Now, the state broadcaster is in the crosshairs.

The government of President Michel Temer, the former vice-president, has faced widespread protests, some of which have been violently repressed by police. Widely criticised for abandoning the democratically elected government program, he invited to his staff eight politicians investigated by the ‘Car-Wash’ kickback scandal.

Though Rousseff was elected in 2014 with 54.5 million votes, she was ultimately relieved of her duties by 61 senators on 31 August. Rousseff’s opponents, who had been working on the impeachment procedure since losing the election, counted on commercial media outlets to accuse, try and judge the country’s first female president.

Thus, it comes as no surprise that the state broadcaster became a target.

On the day the interim government took office on 12 May, it overhauled the structure of the federal government. In addition to eliminating a number of ministries, Temer fired Ricardo de Melo, Chief Executive Officer (CEO) of the national public broadcaster Brazil Communication Company (Empresa Brasil de Comunicação – EBC).

De Melo’s peers had elected him in accordance with the company’s statute, so Supreme Court Judge Dias Toffoli granted an injunction keeping de Melo on the job. Still, on 2 September, the government fired him again by means of Provisional Measure (PM) 744/2016.

The measure also altered the EBC’s statute to allow the presidency to appoint the company’s chief executive, prompting Toffoli to withdraw his injunction. Additionally, the company’s Curating Council – responsible for government oversight and for assuring public participation – was eliminated.

“The PM is terrible,’’ says Jonas Valente, an EBC journalist and president of the Federal District’s Professional Journalists Union (Sindicato dos Jornalistas Profissionais do Distrito Federal – SJPDF). “It takes away the two principal mechanisms that assure the company’s public nature: the Council and the CEO’s mandate. This frontally attacks participation and autonomy, turning the EBC into a governmental company.”

Brazil’s federal constitution, approved in 1988 after 21 years of military dictatorship, demands the existence of a public communication system.

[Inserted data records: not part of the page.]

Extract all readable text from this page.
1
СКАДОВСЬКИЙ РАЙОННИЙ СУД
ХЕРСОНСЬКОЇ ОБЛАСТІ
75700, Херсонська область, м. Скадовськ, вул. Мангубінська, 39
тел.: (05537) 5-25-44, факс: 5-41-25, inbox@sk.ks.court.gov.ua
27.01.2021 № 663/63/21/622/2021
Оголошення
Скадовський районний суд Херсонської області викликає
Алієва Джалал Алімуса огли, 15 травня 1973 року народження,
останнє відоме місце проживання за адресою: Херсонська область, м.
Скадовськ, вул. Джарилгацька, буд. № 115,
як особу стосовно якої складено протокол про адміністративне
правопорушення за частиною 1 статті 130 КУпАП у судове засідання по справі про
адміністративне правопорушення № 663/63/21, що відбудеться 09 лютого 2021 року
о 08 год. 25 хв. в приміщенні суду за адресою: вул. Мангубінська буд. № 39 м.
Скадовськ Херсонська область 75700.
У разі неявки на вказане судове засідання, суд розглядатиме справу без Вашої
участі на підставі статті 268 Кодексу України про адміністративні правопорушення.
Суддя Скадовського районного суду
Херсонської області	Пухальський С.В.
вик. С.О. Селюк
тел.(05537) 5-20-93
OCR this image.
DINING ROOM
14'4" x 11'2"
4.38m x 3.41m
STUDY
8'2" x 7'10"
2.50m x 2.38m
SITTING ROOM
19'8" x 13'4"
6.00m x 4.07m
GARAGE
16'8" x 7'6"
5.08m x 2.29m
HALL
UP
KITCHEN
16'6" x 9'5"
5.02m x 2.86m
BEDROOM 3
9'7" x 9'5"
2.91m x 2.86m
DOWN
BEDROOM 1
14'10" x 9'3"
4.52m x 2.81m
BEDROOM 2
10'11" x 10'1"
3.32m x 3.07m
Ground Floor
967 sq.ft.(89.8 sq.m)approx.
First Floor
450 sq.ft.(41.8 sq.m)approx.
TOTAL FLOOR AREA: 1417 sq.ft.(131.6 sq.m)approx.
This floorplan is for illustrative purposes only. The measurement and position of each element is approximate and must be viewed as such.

Yet it was only in 2008, 30 years later, that Congress passed Law nº 11.652 to create the EBC.

“Along with it, the Curating Council was established to defend public principles and to assure the company maintain a public interest approach instead of a commercial or a governmental one. These principles include regionality, diversity, pluralism and accessibility,” explains Rita Freire, President of EBC’s Curating Council.

She also points out that as soon as the government appointed a new CEO, he suspended every program that featured debates, analysis or critical thinking.

And, according to the SJPDF, the company’s budged suffered a R$ 170 million (US$52.3 million) cut, alongside a R$ 1 billion (US$307.6 million) cut to the federal fund that supports it.

“Workers are being persecuted for their personal beliefs. We must prioritise transparent and democratic selection processes that respect clear criteria,” proposes Valente.

The EBC workers, gathered in a national assembly on 4 September, issued a motion against the Provisional Measure, the budget cuts and the political persecutions.

“We defend the EBC as by law and the autonomy of the public broadcast system as well as the immediate reinstatement of the Curating Council…tuned in with the most consecrated models of public media worldwide,” reads the document. They are also pressuring elected representatives to bar the measure.

Congress could still reject the PM and reaffirm the EBC’s public nature, but Freire believes it will be a tough battle, since the majority of the legislative power currently aligns itself with the government.

“This Council was appointed by Brazilian society, and not by a government, to defend the public interest. And that is what we’ll do.”